Kommentar zum anstehenden Präsidentenwechsel in den USA
Große Erleichterung

Der Faktor Vernunft dürfte es nicht gewesen sein, der Donald Trump nun bewogen hat, den Machtübergang in den USA nicht mehr vollständig zu blockieren. Vielmehr haben wohl der Druck der eigenen Partei und die Erkenntnis Früchte getragen, den Realitäten nicht mehr länger ausweichen zu können.

Mittwoch, 25.11.2020, 10:29 Uhr aktualisiert: 25.11.2020, 10:43 Uhr
Gewählter und wohl bald auch amtierender US-Präsident Joe Biden
Gewählter und wohl bald auch amtierender US-Präsident Joe Biden Foto: Carolyn Kaster/AP/dpa

Der Faktor Vernunft dürfte es nicht gewesen sein, der Donald Trump nun bewogen hat, den Machtübergang in den USA nicht mehr vollständig zu blockieren. Vielmehr haben wohl der Druck der eigenen Partei und die Erkenntnis Früchte getragen, den Realitäten nicht mehr länger ausweichen zu können. Zwar dürfte der bis zum 20. Januar 2021 amtierende Präsident noch weiter wüten und versuchen, den klaren Sieg Joe Bidens als illegitim und durch finstere Mächte und manipulierte Wahlmaschinen erschlichen darzustellen.

Doch ein solches Verhalten dürfte vor allem dazu dienen, sich selbst zu betrügen.
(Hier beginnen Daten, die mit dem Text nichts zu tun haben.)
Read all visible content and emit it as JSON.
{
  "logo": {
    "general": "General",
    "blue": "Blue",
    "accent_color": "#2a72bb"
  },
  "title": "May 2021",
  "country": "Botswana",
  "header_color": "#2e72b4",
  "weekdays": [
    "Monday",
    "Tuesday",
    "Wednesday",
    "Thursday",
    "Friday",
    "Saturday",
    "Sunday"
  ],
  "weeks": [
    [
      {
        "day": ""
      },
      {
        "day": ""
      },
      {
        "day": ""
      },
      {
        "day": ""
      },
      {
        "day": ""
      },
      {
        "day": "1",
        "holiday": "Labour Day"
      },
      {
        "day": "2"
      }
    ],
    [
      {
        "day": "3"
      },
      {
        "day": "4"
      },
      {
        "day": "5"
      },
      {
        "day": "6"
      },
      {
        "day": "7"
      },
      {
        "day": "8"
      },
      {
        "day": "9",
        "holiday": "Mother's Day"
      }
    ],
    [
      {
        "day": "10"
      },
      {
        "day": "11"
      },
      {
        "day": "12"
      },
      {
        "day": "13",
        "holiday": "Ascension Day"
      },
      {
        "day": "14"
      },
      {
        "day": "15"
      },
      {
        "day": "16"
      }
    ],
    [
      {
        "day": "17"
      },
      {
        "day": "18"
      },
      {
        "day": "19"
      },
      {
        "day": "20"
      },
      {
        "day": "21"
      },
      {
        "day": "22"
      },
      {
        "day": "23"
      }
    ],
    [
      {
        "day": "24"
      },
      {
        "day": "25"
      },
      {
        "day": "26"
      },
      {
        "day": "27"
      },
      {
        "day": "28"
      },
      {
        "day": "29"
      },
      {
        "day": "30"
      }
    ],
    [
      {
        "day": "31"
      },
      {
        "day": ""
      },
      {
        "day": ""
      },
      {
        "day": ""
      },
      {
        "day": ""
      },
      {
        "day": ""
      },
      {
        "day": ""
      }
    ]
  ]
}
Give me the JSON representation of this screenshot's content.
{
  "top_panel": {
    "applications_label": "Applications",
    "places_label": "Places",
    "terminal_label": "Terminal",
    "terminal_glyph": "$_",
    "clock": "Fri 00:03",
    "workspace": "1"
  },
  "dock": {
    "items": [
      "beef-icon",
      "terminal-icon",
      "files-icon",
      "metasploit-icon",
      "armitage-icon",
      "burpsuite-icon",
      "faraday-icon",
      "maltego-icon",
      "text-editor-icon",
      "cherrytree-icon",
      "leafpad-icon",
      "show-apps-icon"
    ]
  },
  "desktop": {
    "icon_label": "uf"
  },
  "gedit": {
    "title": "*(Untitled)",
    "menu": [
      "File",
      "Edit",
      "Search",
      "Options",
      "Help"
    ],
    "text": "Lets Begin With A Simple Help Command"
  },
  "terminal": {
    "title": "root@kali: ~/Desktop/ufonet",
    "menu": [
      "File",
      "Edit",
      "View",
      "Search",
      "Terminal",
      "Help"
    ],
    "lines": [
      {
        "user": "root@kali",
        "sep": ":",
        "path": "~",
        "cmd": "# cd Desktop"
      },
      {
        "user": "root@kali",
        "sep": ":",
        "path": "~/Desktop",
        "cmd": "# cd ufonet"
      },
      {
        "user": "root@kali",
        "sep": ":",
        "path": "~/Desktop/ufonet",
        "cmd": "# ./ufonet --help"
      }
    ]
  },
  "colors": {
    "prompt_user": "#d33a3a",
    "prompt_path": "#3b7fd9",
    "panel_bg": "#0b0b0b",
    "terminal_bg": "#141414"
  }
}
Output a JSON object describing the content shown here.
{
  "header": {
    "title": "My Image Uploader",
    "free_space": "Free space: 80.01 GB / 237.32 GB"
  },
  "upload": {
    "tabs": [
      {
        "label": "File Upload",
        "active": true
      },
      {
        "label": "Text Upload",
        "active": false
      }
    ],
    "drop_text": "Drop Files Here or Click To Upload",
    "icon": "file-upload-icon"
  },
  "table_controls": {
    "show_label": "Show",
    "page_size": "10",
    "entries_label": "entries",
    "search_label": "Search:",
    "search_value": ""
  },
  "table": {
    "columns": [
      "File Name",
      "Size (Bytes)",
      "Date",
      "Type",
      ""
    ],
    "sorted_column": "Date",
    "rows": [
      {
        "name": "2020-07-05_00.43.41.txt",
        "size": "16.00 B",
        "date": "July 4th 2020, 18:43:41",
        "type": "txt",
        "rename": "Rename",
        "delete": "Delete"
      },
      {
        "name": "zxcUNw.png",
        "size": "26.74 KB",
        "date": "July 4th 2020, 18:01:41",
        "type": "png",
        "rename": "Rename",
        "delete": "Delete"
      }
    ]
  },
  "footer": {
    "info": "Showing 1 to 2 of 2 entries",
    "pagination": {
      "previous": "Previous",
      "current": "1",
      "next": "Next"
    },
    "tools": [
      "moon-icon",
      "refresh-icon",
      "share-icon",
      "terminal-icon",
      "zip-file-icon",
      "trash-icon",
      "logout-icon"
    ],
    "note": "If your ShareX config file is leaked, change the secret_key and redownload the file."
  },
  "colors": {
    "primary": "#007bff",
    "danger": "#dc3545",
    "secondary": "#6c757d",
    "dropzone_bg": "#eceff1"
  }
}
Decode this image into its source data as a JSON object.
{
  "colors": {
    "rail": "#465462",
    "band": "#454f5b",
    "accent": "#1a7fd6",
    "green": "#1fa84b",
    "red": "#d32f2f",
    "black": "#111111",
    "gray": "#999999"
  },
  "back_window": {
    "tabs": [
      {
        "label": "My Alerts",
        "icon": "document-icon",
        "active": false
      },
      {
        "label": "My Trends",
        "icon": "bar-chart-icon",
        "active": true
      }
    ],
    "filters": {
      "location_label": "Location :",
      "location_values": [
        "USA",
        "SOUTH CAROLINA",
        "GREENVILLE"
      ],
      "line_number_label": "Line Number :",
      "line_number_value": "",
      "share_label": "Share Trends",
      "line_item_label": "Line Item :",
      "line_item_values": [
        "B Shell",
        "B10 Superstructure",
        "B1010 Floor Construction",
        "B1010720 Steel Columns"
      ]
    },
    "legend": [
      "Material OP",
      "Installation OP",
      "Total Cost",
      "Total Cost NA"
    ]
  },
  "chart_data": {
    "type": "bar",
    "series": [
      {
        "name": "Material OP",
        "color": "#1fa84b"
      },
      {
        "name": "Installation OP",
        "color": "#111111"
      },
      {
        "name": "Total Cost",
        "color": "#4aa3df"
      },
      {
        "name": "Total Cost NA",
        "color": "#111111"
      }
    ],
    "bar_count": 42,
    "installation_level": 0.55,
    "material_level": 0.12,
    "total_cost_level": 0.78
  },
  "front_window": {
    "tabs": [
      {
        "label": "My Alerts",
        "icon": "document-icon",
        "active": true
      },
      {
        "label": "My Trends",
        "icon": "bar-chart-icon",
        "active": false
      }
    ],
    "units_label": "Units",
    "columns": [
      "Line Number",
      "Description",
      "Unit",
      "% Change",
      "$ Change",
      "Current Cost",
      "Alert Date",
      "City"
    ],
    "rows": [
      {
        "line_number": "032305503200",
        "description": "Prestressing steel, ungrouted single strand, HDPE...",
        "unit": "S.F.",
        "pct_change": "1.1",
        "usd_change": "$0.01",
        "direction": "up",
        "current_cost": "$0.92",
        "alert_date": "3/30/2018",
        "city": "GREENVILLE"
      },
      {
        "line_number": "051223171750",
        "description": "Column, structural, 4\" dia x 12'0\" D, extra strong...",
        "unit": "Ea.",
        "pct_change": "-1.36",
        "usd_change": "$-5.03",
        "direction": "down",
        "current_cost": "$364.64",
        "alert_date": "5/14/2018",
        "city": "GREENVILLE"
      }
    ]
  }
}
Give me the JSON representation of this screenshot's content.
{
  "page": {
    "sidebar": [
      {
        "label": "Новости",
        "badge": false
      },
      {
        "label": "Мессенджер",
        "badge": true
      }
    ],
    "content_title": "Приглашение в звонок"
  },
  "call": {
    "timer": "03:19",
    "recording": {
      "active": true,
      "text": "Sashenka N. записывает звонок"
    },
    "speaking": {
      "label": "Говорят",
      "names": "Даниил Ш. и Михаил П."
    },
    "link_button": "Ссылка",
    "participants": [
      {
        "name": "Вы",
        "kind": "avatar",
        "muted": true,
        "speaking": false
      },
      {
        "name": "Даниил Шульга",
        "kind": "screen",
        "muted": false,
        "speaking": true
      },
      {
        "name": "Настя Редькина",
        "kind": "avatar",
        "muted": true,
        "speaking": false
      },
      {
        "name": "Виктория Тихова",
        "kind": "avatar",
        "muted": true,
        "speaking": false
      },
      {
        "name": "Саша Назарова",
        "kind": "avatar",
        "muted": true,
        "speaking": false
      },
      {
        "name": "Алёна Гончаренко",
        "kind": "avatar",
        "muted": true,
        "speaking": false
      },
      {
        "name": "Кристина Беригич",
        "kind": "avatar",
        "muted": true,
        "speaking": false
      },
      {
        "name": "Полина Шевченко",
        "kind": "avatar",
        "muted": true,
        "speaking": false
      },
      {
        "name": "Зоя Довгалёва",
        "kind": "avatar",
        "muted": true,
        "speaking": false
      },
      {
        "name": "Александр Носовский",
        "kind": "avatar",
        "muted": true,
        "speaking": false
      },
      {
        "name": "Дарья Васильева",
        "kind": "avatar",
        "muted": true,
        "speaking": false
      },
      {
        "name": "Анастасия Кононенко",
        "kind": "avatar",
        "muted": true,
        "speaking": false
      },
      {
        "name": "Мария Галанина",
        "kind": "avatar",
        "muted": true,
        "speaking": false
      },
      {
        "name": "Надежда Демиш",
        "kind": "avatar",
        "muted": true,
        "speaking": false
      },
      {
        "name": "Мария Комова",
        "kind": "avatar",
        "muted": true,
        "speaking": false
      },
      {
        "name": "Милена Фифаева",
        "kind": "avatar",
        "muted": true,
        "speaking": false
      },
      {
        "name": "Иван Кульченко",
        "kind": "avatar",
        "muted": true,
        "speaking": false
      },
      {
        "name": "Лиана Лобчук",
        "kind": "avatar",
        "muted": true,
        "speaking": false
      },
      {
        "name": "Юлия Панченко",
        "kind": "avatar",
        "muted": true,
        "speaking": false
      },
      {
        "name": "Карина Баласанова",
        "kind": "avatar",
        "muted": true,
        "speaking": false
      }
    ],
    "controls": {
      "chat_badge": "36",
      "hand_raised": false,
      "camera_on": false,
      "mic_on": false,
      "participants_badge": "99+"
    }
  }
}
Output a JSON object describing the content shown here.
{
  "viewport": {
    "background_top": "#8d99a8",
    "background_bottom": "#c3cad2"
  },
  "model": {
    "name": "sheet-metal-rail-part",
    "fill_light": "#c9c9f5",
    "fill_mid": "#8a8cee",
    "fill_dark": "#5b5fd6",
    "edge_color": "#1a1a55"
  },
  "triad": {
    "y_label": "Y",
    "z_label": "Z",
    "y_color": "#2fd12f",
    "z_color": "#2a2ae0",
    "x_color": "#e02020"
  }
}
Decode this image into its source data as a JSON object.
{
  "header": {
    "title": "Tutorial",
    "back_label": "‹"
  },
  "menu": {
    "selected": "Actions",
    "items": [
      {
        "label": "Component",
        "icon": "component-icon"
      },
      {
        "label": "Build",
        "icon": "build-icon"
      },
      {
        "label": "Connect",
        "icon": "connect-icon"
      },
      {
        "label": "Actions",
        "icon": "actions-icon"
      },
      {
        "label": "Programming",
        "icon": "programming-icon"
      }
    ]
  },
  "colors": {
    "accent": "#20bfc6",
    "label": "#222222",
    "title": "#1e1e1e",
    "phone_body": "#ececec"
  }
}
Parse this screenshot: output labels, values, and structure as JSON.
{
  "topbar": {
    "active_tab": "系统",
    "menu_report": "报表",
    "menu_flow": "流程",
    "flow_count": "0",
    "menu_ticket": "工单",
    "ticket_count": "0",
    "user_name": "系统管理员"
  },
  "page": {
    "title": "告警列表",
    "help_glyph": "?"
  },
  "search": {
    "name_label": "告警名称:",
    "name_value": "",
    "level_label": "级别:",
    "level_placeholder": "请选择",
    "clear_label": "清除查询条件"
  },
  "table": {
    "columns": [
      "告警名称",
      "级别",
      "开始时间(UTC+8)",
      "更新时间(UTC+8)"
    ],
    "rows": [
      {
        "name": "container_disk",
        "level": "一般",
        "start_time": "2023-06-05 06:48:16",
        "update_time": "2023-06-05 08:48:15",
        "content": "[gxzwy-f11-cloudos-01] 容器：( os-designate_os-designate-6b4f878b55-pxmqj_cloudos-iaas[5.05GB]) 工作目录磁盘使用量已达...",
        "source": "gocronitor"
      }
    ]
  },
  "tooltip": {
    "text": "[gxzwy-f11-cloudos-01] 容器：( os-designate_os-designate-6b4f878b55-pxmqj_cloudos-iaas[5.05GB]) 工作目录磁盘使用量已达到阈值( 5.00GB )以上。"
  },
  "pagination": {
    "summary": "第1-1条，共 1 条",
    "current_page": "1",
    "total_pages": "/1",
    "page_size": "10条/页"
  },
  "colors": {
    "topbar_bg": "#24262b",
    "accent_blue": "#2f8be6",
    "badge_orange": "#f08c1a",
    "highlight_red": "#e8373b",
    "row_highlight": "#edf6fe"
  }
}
Trumps Anwälte haben bis heute keine gerichtlich verwertbaren Beweise für eine gestohlene Wahl vorlegen können. Und nichts spricht dafür, dass sich dies ändern wird. Deshalb ist es auch nur konsequent, dass Biden nun damit begonnen hat, sein Kabinett und seine wichtigsten persönlichen Berater auszuwählen. Die ersten Entscheidungen zeigen, dass man auch in Europa aufatmen darf. Denn mit An­tony Blinken (Außenminister) und Jake Sullivan (Nationaler Sicherheitsberater) hat der Demokrat zwei erfahrene und kompetente Persönlichkeiten benannt, denen es aufgrund ihrer ­Vita gelingen dürfte, den durch Trump und sein „America first“-Team angerichteten Schaden langfristig zu beheben. Das gilt vor allem für den Vertrauensbereich. Denn unter Trump wussten die transatlantischen Partner nicht, welchen Wert die Worte aus dem Weißen Haus hatten.

Zwar wird das Leben auch für Berlin – siehe Handelsfragen und das Nordstream-2-Projekt – nicht unbedingt sofort viel einfacher werden. Doch Bidens Personal steht auch für das Prinzip Ehrlichkeit in der Politik. Und das ist nach der Ära Trump eine große Erleichterung.